SIM. Como visto, o STJ confere interpretação extensiva ao inciso X do art. 649 do CPC, permitindo que essa impenhorabilidade abranja outras aplicações financeiras, além da poupança, como é o caso do fundo de investimento.

Será impenhorável apenas a quantia depositada em um fundo de investimento ou em todos eles?
Caso o devedor possua mais de um fundo de investimento, todas as respectivas contas devem ser consideradas impenhoráveis, até o limite global de 40 salários mínimos.
Assim, a quantia depositada em todos os fundos de investimento estará protegida pela impenhorabilidade, mas até o limite máximo de 40 salários-mínimos somados.
Voltando ao nosso exemplo:
João possui três fundos de investimento, com os seguintes valores nele depositados:
Fundo “A”: 30 salários mínimos; Fundo “B”: 20 salários mínimos; Fundo “C”: 10 salários mínimos.
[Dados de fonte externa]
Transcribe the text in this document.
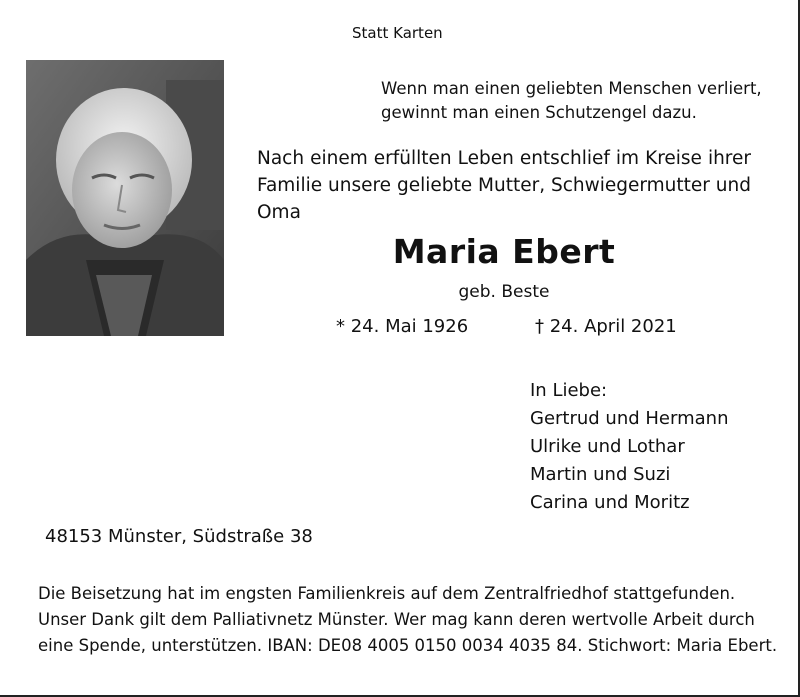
Statt Karten
Wenn man einen geliebten Menschen verliert,
gewinnt man einen Schutzengel dazu.
Nach einem erfüllten Leben entschlief im Kreise ihrer
Familie unsere geliebte Mutter, Schwiegermutter und
Oma
Maria Ebert
geb. Beste
* 24. Mai 1926	† 24. April 2021
In Liebe:
Gertrud und Hermann
Ulrike und Lothar
Martin und Suzi
Carina und Moritz
48153 Münster, Südstraße 38
Die Beisetzung hat im engsten Familienkreis auf dem Zentralfriedhof stattgefunden.
Unser Dank gilt dem Palliativnetz Münster. Wer mag kann deren wertvolle Arbeit durch
eine Spende, unterstützen. IBAN: DE08 4005 0150 0034 4035 84. Stichwort: Maria Ebert.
Total: 60 salários mínimos depositados nos três fundos. Se João for executado, somente será impenhorável a quantia de 40 salários mínimos. Os 20 salários mínimos que ultrapassam esse limite legal poderão ser penhorados.
STJ. 2ª Seção. EREsp 1.330.567-RS, Rel. Min. Luis Felipe Salomão, julgado em 10/12/2014 (Info 554).

Resumindo:
O art. 649 do CPC estabelece um rol de bens que não podem ser objeto de penhora.
O inciso IV do art. 649 prevê que as verbas salariais são absolutamente impenhoráveis. O STJ, no entanto, confere interpretação restritiva a esse inciso e afirma que a remuneração a que se refere o dispositivo é a última percebida, perdendo esta natureza a sobra respectiva, após o recebimento do salário ou vencimento seguinte. Assim, se a pessoa recebe seu salário na conta bancária, mas não o utiliza no mês e o deixa lá depositado, tal quantia perderá o caráter de impenhorabilidade.
O inciso X do art. 649 estabelece que é impenhorável a quantia depositada em caderneta de poupança, até o limite de 40 salários mínimos. O STJ decidiu que é possível aplicar a proteção desse inciso, por intepretação extensiva, para outras formas de investimento. Desse modo, é impenhorável a quantia de até 40 salários mínimos depositada em fundo de investimento, desde que não haja indícios de má-fé, abuso, fraude, ocultação de valores ou sinais exteriores de riqueza.
As verbas rescisórias trabalhistas são consideradas impenhoráveis, nos termos do inciso IV, por terem a natureza de verba salarial (alimentar). No entanto, se a pessoa recebe a verba trabalhista e deposita esse dinheiro em mais de um fundo de investimento, por longo período, a quantia perderá o caráter de impenhorabilidade do IV já que não foi utilizada para suprimento de necessidades básicas do devedor e sua família. Por outro lado, essa verba poderá ser considerada impenhorável com base no inciso X, até o limite de 40 salários mínimos.
É impenhorável a quantia oriunda do recebimento, pelo devedor, de verba rescisória trabalhista posteriormente poupada em mais de um fundo de investimento, desde que a soma dos valores não seja superior a 40 salários mínimos.
STJ. 2ª Seção. REsp 1.230.060-PR, Rel. Min. Maria Isabel Gallotti, julgado em 13/8/2014 (Info 547).
STJ. 2ª Seção. EREsp 1.330.567-RS, Rel. Min. Luis Felipe Salomão, julgado em 10/12/2014 (Info 554).


Mudança de entendimento
O novo precedente do STJ EREsp 1.330.567-RS (Info 554) adota em quase tudo as conclusões já expostas no REsp 1.230.060-PR (Info 547). Houve, no entanto, mudança de entendimento em um ponto, que deve ser destacado:

• No REsp 1.230.060-PR (Info 547), o STJ afirmou que os 40 salários mínimos deveriam estar depositados em uma só conta de investimento (não poderia haver mais de uma);

• No EREsp 1.330.567-RS (Info 554), o STJ decidiu que será considerado impenhorável a quantia de 40 salários mínimos mesmo que elas estejam depositadas em mais de um fundo de investimento. Em outras palavras, caso o devedor possua mais de um fundo de investimento, todas as respectivas contas devem ser consideradas impenhoráveis, até o limite global de 40 salários mínimos (soma-se todas os fundos de investimento e o máximo protegido é 40 salários mínimos). Esse é o novo entendimento que vale e que deverá ser adotado na sua prova. Atualize, portanto, o Info 547 e todos os seus materiais de estudo, inclusive os Livros.